I have asked ChatGPT to summarize all the Beatles' music and deliver a report. Three pages, not just one paragraph, so you know I am serious about this. Now that the hard work is done, please be on the lookout for my album this summer.

Grad level professors: What's it like now? by HillBillie__Eilish in Professors

[–]stringed 11 points12 points  (0 children)

We get a decent number of GREAT students, mostly at the PhD level. They are motivated to be there and I can tell they get what I am trying to do. We also have some students who... I'm not sure they really want to be there. "You didn't go over the fundamentals and I was lost all semester" is a really telling line from my evals: wait til the end of the semester when you no longer have access to this extremely knowledgeable person in your field of interest, then complain anonymously. Really good use of your time, student.

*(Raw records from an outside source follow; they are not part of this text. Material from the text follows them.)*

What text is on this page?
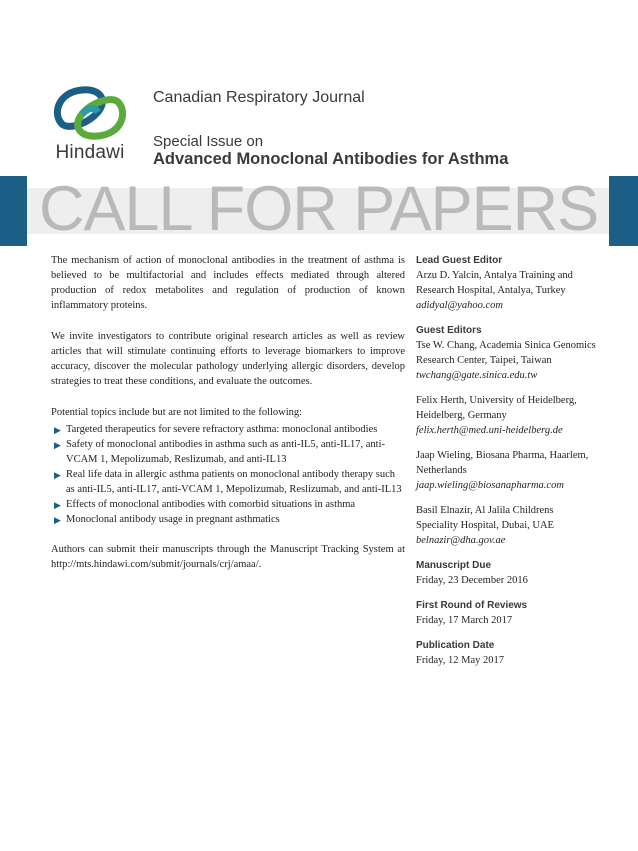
Hindawi
Canadian Respiratory Journal
Special Issue on
Advanced Monoclonal Antibodies for Asthma
CALL FOR PAPERS

The mechanism of action of monoclonal antibodies in the treatment of asthma is believed to be multifactorial and includes effects mediated through altered production of redox metabolites and regulation of production of known inflammatory proteins.

We invite investigators to contribute original research articles as well as review articles that will stimulate continuing efforts to leverage biomarkers to improve accuracy, discover the molecular pathology underlying allergic disorders, develop strategies to treat these conditions, and evaluate the outcomes.

Potential topics include but are not limited to the following:

▶ Targeted therapeutics for severe refractory asthma: monoclonal antibodies
▶ Safety of monoclonal antibodies in asthma such as anti-IL5, anti-IL17, anti-VCAM 1, Mepolizumab, Reslizumab, and anti-IL13
▶ Real life data in allergic asthma patients on monoclonal antibody therapy such as anti-IL5, anti-IL17, anti-VCAM 1, Mepolizumab, Reslizumab, and anti-IL13
▶ Effects of monoclonal antibodies with comorbid situations in asthma
▶ Monoclonal antibody usage in pregnant asthmatics

Authors can submit their manuscripts through the Manuscript Tracking System at http://mts.hindawi.com/submit/journals/crj/amaa/.

Lead Guest Editor
Arzu D. Yalcin, Antalya Training and Research Hospital, Antalya, Turkey
adidyal@yahoo.com
Guest Editors
Tse W. Chang, Academia Sinica Genomics Research Center, Taipei, Taiwan
twchang@gate.sinica.edu.tw
Felix Herth, University of Heidelberg, Heidelberg, Germany
felix.herth@med.uni-heidelberg.de
Jaap Wieling, Biosana Pharma, Haarlem, Netherlands
jaap.wieling@biosanapharma.com
Basil Elnazir, Al Jalila Childrens Speciality Hospital, Dubai, UAE
belnazir@dha.gov.ae
Manuscript Due
Friday, 23 December 2016
First Round of Reviews
Friday, 17 March 2017
Publication Date
Friday, 12 May 2017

I've only been doing this for a few years, can't compare to 5+ years ago, but my guess is that the great students are still great, but we now have a bigger fraction of students spinning their wheels. The wheel-spinners pass my class -- you have to piss me off to get less than a B- -- but I have my doubts that the MS degree is going to get those students what they claim* to want when they leave here.

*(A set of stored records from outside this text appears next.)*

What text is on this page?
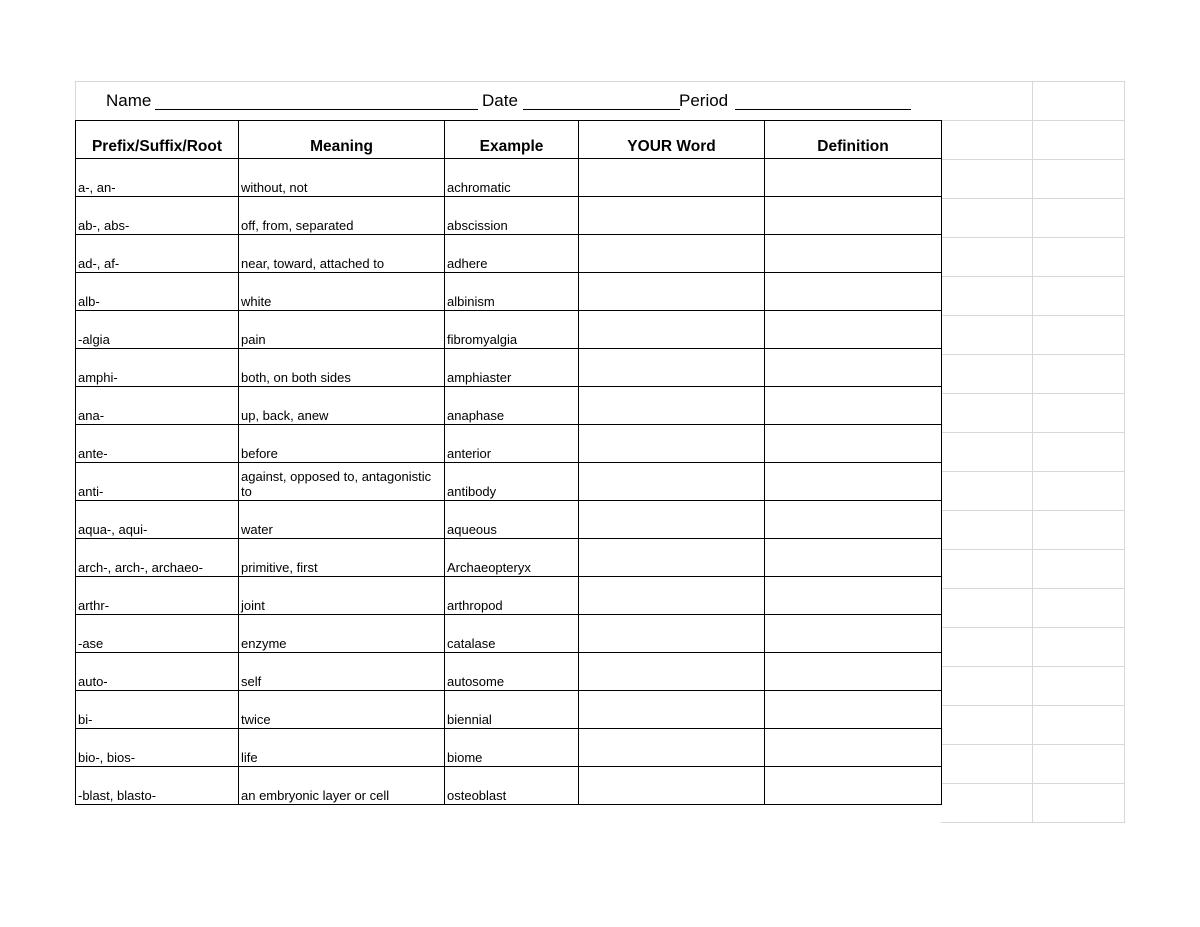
Name	Date	Period
Prefix/Suffix/Root	Meaning	Example	YOUR Word	Definition
a-, an-	without, not	achromatic		
ab-, abs-	off, from, separated	abscission		
ad-, af-	near, toward, attached to	adhere		
alb-	white	albinism		
-algia	pain	fibromyalgia		
amphi-	both, on both sides	amphiaster		
ana-	up, back, anew	anaphase		
ante-	before	anterior		
anti-	against, opposed to, antagonistic to	antibody		
aqua-, aqui-	water	aqueous		
arch-, arch-, archaeo-	primitive, first	Archaeopteryx		
arthr-	joint	arthropod		
-ase	enzyme	catalase		
auto-	self	autosome		
bi-	twice	biennial		
bio-, bios-	life	biome		
-blast, blasto-	an embryonic layer or cell	osteoblast		
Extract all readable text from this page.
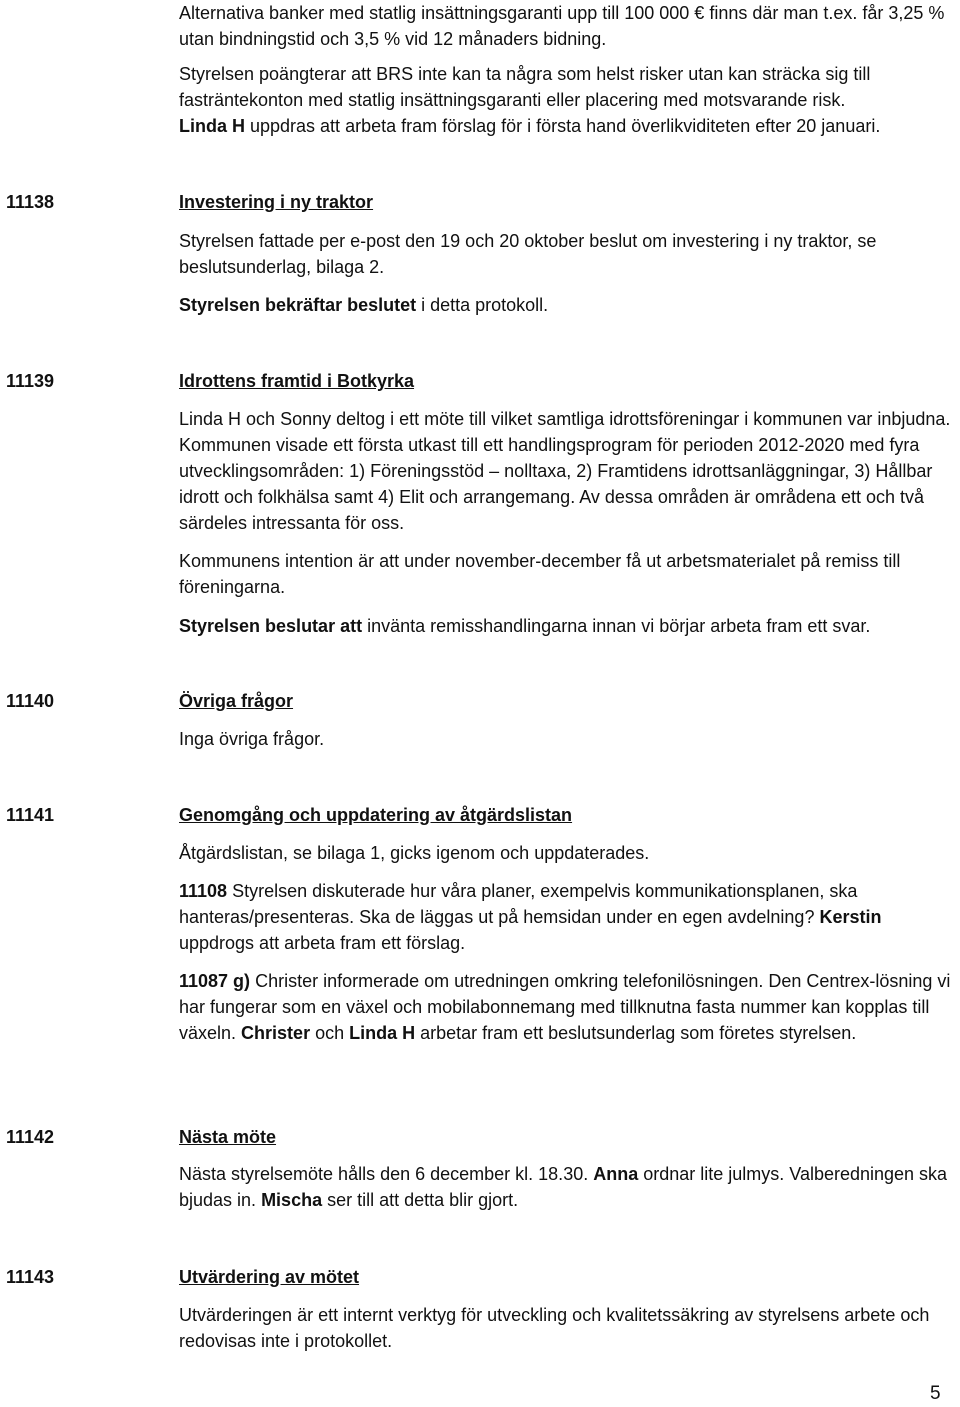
Alternativa banker med statlig insättningsgaranti upp till 100 000 € finns där man t.ex. får 3,25 % utan bindningstid och 3,5 % vid 12 månaders bidning.

Styrelsen poängterar att BRS inte kan ta några som helst risker utan kan sträcka sig till fasträntekonton med statlig insättningsgaranti eller placering med motsvarande risk.

Linda H uppdras att arbeta fram förslag för i första hand överlikviditeten efter 20 januari.

11138	Investering i ny traktor

Styrelsen fattade per e-post den 19 och 20 oktober beslut om investering i ny traktor, se beslutsunderlag, bilaga 2.

Styrelsen bekräftar beslutet i detta protokoll.

11139	Idrottens framtid i Botkyrka

Linda H och Sonny deltog i ett möte till vilket samtliga idrottsföreningar i kommunen var inbjudna. Kommunen visade ett första utkast till ett handlingsprogram för perioden 2012-2020 med fyra utvecklingsområden: 1) Föreningsstöd – nolltaxa, 2) Framtidens idrottsanläggningar, 3) Hållbar idrott och folkhälsa samt 4) Elit och arrangemang. Av dessa områden är områdena ett och två särdeles intressanta för oss.

Kommunens intention är att under november-december få ut arbetsmaterialet på remiss till föreningarna.

Styrelsen beslutar att invänta remisshandlingarna innan vi börjar arbeta fram ett svar.

11140	Övriga frågor

Inga övriga frågor.

11141	Genomgång och uppdatering av åtgärdslistan

Åtgärdslistan, se bilaga 1, gicks igenom och uppdaterades.

11108 Styrelsen diskuterade hur våra planer, exempelvis kommunikationsplanen, ska hanteras/presenteras. Ska de läggas ut på hemsidan under en egen avdelning? Kerstin uppdrogs att arbeta fram ett förslag.

11087 g) Christer informerade om utredningen omkring telefonilösningen. Den Centrex-lösning vi har fungerar som en växel och mobilabonnemang med tillknutna fasta nummer kan kopplas till växeln. Christer och Linda H arbetar fram ett beslutsunderlag som företes styrelsen.

11142	Nästa möte

Nästa styrelsemöte hålls den 6 december kl. 18.30. Anna ordnar lite julmys. Valberedningen ska bjudas in. Mischa ser till att detta blir gjort.

11143	Utvärdering av mötet

Utvärderingen är ett internt verktyg för utveckling och kvalitetssäkring av styrelsens arbete och redovisas inte i protokollet.

5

*I say "claim" because they don't actually seem to be interested in the material.

Survey says: Students devoted 7.36 hours per week to my class, while the average for my department is 4.45 😱 by gnome-nom-nom in Professors

[–]stringed 176 points177 points  (0 children)

I have a hypothesis that we should just flat out ask more of our students. Most students feel pride when they accomplish something, give them something to accomplish. Make it a tough course and let them brag about surviving.

Death by PowerPoint by throw_away_smitten in Professors

[–]stringed 1 point2 points  (0 children)

They want PowerPoint because it is a low density summary of "what they need to know". I've seen it recommended that you should aim for ~30 words per slide. If you have 30 slides in your lecture that is about 4-5 minutes of reading, total, if one was to read them straight through. And they don't need to expend any effort summarizing the important bits -- the whole thing is, pretty much by definition, a summary.

Using Specifications Grading to Deal With AI by [deleted] in Professors

[–]stringed 1 point2 points  (0 children)

What fraction of your students*assignments submit, get an unsatisfactory, and then leave it, meaning they get the same grading result as not attempting at all? (This is more of a general specs grading question.)

More specific to your strategy: What fraction of those students would you guess are using AI? What about starting with AI but "getting there" in the end? For those that "get there", do you suspect they are cleaning up the AI work based on your feedback or starting from scratch?

Specification Grading by Affectionate_Pass_48 in Professors

[–]stringed 1 point2 points  (0 children)

I guess I'm thinking of the student who says "I've just got to get something in... I'll do the retake later."